Fijians subscribe heavily to such notions of provincial, island and vanua 'belongingness' and will give their all to honour the name of their respective vanua or provinces. For other ethnic groups in Fiji, such notions are not easy to understand, and may even appear illogical. To try and explain this in economic terms is futile. Indigenous Fijians of different vanua and provinces bond together and there is stubbornness to keep up with one's vanua and province-related obligations against the very dictates of modern-day economics.
The first colonial governor of Fiji, Sir Arthur Gordon, and Thurston, who was his successor, decided the easiest way to run Fiji was through the existing chiefly system, thus cementing in place and institutionalising the tensions that had existed between Ma'afu and Cakobau. The tensions were passed down through the generations and reemerged with a vengeance around Speight's coup. He wanted to install a Cakobau as president, replacing a descendant of Ma'afu, the modern Tui Nayau, Ratu Sir Kamisese Mara. Cakobau's Bau was part of the Kubuna confederacy, which included Tailevu where Speight had roots. The modern Cakobau title, the Vunivalu, has been vacant since 1989, leaving the clan leaderless. A lawyer and judge, Ratu Joni Madraiwiwi (in 2004 he was named vice-president) is, as the Roko Tui Bau, the kingmaker of the clan but his inaction suggests he has seen no worthy candidate. Among the pretenders who would feature in the coup was Litia Cakobau who in 2000 was the GCC deputy head. These connections over time between the 2000 coup and events in Fiji's past were not just interesting coincidences; they were integral to what happened.
Mara's marriage to Lala, the highest chief of the third confederacy, Burebasaga, was seen as part of the strategy of domination, giving the couple control over two thirds of the country. Mara described it as 'a dynastic marriage' ordained by his grandmother when Lala was a girl. The desire for more power continued too, and Mara's people were pushing for former army commander Epeli Nailatikau to be the new Vunivalu. Such an arrangement would be useful as his wife was Koila, Mara's daughter.

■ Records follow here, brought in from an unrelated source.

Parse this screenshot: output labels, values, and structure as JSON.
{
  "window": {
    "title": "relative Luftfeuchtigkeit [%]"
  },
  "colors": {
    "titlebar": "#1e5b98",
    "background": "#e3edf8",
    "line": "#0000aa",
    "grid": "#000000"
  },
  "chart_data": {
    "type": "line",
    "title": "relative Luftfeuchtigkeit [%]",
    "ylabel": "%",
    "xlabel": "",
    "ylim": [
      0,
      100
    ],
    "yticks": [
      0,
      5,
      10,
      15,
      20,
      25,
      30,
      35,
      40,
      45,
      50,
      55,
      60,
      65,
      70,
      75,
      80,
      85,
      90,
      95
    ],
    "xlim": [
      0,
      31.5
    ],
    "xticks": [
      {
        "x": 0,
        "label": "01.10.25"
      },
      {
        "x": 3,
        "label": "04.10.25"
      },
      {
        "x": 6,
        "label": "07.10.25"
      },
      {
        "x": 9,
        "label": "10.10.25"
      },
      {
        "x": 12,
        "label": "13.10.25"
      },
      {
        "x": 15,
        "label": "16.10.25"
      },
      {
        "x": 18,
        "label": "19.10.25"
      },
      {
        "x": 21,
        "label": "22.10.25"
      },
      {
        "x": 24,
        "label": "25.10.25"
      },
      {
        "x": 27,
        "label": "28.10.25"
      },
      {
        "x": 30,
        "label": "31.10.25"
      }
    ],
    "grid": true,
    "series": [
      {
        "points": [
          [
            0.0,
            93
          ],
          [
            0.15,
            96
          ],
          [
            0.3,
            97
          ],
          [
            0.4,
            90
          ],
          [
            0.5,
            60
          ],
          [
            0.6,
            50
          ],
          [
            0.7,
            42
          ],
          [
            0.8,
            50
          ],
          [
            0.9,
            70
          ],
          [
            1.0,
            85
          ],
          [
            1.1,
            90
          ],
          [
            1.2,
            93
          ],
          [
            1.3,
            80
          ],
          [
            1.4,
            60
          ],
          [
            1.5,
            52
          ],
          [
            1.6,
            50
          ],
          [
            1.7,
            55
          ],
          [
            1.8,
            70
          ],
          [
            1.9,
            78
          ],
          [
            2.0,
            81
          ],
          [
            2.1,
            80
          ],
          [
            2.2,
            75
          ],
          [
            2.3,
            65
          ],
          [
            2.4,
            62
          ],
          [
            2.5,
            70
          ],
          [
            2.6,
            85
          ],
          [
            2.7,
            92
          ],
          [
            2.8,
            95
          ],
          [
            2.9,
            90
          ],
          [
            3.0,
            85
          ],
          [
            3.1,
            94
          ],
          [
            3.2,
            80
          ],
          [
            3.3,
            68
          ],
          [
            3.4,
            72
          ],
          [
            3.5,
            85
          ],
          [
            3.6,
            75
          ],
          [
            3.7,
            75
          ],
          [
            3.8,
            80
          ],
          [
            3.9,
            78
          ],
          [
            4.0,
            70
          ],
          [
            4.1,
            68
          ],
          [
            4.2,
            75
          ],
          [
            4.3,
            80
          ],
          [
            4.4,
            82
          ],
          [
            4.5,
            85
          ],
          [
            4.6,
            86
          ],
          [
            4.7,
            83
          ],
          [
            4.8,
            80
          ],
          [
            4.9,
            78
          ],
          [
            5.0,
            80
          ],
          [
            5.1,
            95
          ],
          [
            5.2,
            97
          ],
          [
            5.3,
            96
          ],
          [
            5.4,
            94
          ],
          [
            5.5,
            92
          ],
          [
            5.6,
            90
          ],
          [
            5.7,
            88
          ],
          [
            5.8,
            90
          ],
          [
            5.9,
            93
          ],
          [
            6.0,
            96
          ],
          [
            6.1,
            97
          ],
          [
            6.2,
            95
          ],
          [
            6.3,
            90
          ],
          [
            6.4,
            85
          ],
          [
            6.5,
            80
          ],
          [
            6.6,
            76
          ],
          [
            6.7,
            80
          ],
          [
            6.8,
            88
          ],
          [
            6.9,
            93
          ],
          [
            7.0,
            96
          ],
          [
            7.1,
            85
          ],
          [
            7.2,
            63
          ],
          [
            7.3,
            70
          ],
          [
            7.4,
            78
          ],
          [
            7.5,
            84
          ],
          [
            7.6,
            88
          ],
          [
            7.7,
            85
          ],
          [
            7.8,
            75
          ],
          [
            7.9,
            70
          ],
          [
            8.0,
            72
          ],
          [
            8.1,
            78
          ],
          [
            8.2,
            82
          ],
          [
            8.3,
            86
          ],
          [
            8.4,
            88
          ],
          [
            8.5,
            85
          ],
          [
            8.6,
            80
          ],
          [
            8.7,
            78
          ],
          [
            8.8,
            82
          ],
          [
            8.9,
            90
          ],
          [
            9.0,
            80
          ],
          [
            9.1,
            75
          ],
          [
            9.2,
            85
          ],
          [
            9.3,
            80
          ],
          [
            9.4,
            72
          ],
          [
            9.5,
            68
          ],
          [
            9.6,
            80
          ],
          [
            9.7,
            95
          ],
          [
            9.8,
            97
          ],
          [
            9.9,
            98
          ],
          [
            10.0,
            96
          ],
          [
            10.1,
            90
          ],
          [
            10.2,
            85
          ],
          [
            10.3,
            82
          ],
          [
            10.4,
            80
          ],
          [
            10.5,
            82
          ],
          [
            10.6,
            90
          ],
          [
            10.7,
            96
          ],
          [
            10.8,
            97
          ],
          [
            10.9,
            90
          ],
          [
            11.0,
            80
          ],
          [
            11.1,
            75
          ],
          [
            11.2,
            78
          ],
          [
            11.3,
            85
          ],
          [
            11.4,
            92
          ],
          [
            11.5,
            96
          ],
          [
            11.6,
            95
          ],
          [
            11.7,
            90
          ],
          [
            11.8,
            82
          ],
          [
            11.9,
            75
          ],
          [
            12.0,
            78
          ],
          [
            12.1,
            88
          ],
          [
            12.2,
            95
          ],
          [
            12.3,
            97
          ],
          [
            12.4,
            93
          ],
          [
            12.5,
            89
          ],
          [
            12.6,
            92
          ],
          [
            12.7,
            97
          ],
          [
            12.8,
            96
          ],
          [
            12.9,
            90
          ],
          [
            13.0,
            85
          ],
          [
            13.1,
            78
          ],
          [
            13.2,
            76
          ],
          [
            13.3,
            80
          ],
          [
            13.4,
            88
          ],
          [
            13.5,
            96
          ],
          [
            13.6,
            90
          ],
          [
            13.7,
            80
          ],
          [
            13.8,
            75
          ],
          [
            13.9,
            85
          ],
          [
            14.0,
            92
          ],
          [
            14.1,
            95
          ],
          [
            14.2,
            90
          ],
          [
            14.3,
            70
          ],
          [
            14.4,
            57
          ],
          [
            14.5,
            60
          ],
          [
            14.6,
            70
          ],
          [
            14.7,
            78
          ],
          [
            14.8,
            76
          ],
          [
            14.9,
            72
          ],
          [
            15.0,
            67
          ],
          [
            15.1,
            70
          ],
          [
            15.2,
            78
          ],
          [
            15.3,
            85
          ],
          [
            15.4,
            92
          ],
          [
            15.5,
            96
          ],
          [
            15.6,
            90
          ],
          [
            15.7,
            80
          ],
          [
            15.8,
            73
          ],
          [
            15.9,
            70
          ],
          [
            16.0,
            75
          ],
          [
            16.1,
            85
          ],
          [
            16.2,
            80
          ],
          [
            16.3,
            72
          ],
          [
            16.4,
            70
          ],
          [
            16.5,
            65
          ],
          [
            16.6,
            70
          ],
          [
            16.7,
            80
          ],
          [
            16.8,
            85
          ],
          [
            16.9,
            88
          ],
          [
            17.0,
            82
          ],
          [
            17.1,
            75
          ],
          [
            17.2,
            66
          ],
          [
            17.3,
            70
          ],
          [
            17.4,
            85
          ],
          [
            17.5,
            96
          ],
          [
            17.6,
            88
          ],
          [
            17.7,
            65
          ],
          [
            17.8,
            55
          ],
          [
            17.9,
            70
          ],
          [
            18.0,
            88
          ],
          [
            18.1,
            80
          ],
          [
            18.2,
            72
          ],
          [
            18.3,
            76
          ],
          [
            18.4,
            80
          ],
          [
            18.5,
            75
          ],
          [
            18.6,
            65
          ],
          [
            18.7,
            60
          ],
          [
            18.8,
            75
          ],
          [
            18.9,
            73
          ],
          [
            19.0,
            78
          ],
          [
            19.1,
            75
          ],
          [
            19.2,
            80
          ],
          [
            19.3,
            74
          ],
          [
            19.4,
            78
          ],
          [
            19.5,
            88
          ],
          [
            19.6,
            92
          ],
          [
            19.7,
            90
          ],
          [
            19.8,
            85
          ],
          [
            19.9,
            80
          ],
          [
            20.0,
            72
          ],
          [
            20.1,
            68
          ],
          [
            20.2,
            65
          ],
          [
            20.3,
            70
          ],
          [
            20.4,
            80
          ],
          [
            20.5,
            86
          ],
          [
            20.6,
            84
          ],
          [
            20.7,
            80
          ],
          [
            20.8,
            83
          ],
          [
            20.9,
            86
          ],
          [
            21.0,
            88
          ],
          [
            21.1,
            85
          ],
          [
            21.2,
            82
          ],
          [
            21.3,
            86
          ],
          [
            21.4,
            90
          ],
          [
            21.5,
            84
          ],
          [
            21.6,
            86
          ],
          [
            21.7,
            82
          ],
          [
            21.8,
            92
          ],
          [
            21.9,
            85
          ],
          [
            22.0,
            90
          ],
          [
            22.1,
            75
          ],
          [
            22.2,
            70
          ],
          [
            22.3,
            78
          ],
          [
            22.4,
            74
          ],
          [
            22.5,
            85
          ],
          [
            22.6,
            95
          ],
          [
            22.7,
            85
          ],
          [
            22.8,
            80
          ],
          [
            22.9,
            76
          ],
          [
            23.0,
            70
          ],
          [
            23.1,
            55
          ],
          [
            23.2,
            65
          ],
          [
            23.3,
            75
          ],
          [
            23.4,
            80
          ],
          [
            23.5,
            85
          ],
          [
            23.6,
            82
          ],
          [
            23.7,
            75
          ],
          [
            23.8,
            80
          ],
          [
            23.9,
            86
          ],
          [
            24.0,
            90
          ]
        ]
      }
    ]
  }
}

The GCC's membership has always been a question of debate and today the council is made up of several ex officio members, including the president, the minister of Fijian affairs and the heads of the Kubuna, Burebasaga and Tovata confederacies. It included 20 members selected by the heads of the confederacies jointly plus five members nominated from business and the professions and 14 members elected by provincial councils and one each from Rotuma and Rabi. That gave it a maximum membership of 46, although there were and always will be cases of members meeting more than one appointment category. Although limited to simply advising the government on any matter relating to the wellbeing of the Fijian people and matters affecting the nation as a whole, and nominating a president, the GCC exercises influence beyond its constitutional definition. It tends to duplicate the work of the unelected senate. When the GCC fails to perform or to recognise its higher calling, then the whole of Fiji is in serious trouble, as was proved in 2000.